The hackers ran a sophisticated operation to gain their victims’ trust, Facebook said, often posing as representatives of aerospace and defense firms to build deep relationships with their targets before directing them to fraudulent websites. Though the sites looked and acted like their legitimate counterparts — including a US Labor Department job site — they were designed to steal data and scan computer systems.
The group zeroed in on individuals who work in the US military and defense industry, and also targeted similar victims in the UK and Europe, Facebook said.
Mike Dvilyanski, Facebook’s head of cyber espionage investigations, told CNN the company has disabled “fewer than 200 operational accounts” on its platform associated with the Iranian campaign, and notified a similar number of Facebook users that they may have been targeted by the group. The Iranian campaign extended beyond Facebook and also used other platforms and messaging technologies including email, Facebook said. However, it’s difficult to know how successful the espionage campaign may have been.
Until now, the hacking group had been focused on regional targets in the Middle East, Facebook said. But the expansion to include Western targets reflects an evolution in the group’s behavior that began last year.
“Our investigation found that this group invested significant time into their social engineering efforts across the internet, in some cases engaging with their targets for months,” Facebook said in a blog post.
Once the hackers had gained entry into a target’s device, they shared more files such as fraudulent Microsoft Excel spreadsheets that contained hidden malicious software that could collect even more information, Facebook said. The malware showed signs of being highly customized — not an “off-the-shelf” product, said Dvilyanski — suggesting the hackers were well-supported. Further investigation showed that the malicious software had been designed by an Tehran-based software firm linked to Iran’s powerful Islamic Revolutionary Guard Corps, Facebook said.

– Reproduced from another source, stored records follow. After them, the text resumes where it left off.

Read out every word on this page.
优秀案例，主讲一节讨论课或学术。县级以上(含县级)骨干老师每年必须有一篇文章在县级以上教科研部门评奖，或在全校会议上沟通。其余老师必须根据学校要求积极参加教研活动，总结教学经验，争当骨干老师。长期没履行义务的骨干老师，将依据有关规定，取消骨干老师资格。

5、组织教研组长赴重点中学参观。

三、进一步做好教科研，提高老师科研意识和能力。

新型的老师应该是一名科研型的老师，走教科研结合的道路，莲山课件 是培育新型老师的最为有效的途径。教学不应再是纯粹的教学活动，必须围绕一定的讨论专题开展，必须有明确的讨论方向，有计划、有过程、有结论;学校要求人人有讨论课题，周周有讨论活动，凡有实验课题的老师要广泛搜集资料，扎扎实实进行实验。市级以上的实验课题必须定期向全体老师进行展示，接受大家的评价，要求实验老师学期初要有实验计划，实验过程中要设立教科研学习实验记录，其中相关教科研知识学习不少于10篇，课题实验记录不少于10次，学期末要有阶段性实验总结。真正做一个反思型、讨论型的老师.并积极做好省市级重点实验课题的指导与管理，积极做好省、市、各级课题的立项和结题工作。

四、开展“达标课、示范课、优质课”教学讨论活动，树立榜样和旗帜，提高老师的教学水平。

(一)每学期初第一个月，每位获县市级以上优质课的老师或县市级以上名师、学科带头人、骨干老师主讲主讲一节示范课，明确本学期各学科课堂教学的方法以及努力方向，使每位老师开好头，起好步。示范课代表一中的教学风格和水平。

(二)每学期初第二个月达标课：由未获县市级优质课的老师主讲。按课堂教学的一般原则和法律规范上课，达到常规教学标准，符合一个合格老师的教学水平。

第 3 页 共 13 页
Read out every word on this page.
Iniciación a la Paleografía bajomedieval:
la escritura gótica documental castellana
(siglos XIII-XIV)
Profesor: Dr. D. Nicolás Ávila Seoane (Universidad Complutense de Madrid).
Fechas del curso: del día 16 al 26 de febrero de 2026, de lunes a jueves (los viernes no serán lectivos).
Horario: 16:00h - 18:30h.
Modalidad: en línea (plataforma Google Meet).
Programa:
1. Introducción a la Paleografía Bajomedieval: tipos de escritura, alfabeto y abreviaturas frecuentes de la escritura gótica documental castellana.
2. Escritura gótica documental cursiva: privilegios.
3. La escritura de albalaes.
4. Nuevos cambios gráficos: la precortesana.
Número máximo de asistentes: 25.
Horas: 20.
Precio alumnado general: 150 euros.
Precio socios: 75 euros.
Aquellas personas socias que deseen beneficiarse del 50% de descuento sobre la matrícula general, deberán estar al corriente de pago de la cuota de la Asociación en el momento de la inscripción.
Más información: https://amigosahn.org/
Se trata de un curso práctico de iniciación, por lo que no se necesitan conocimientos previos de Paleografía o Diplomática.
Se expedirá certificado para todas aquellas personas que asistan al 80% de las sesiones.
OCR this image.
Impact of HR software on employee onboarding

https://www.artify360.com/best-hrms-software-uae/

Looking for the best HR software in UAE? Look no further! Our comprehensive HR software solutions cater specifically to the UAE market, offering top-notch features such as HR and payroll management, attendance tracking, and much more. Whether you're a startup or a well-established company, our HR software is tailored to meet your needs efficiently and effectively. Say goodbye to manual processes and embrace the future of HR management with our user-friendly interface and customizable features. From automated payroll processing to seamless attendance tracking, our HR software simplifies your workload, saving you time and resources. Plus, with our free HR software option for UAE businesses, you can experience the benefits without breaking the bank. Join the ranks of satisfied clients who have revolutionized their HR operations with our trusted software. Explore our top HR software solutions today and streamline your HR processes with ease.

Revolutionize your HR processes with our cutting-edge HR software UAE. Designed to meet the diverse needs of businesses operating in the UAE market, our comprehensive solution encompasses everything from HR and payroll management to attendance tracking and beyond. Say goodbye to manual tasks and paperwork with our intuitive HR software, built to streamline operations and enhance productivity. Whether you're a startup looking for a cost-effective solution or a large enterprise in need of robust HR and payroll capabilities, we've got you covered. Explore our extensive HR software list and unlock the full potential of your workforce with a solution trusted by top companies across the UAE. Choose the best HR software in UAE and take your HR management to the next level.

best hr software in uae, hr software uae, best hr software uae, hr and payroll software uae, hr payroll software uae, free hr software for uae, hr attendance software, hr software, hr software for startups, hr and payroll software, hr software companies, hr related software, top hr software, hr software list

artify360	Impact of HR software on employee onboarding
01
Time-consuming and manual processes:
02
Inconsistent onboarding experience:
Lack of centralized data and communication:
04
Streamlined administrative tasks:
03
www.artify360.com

On a conference call with reporters, Dvilyanski said Facebook’s cybersecurity group is “confident” about the connection between some of the malware used in the campaign and the IT firm, Mahak Rayan Afraz, and the link to the IRGC. A number of the IT firm’s current and former executives are also connected to other companies under US sanction, according to the Facebook blog post.
“As far as I know, this is the first public attribution of the groups’ malware” to an entity linked to the Iranian government, Dvilyanski told reporters on a conference call.
In addition to notifying its users who had been targeted by the campaign and disabling accounts belonging to the hackers, Facebook also blocked links on its platform to websites controlled by the group, it said.
The so-called “phishing” tactics used by the Iranian hackers have been replicated on a wide scale in recent months, with reports of a Russian campaign sending fake emails posing as the US Agency for International Development. On Wednesday, Google said a separate, likely Russian-backed campaign involved fake LinkedIn messages being sent to victims in a bid to compromise iOS devices. Apple patched the flaw in March.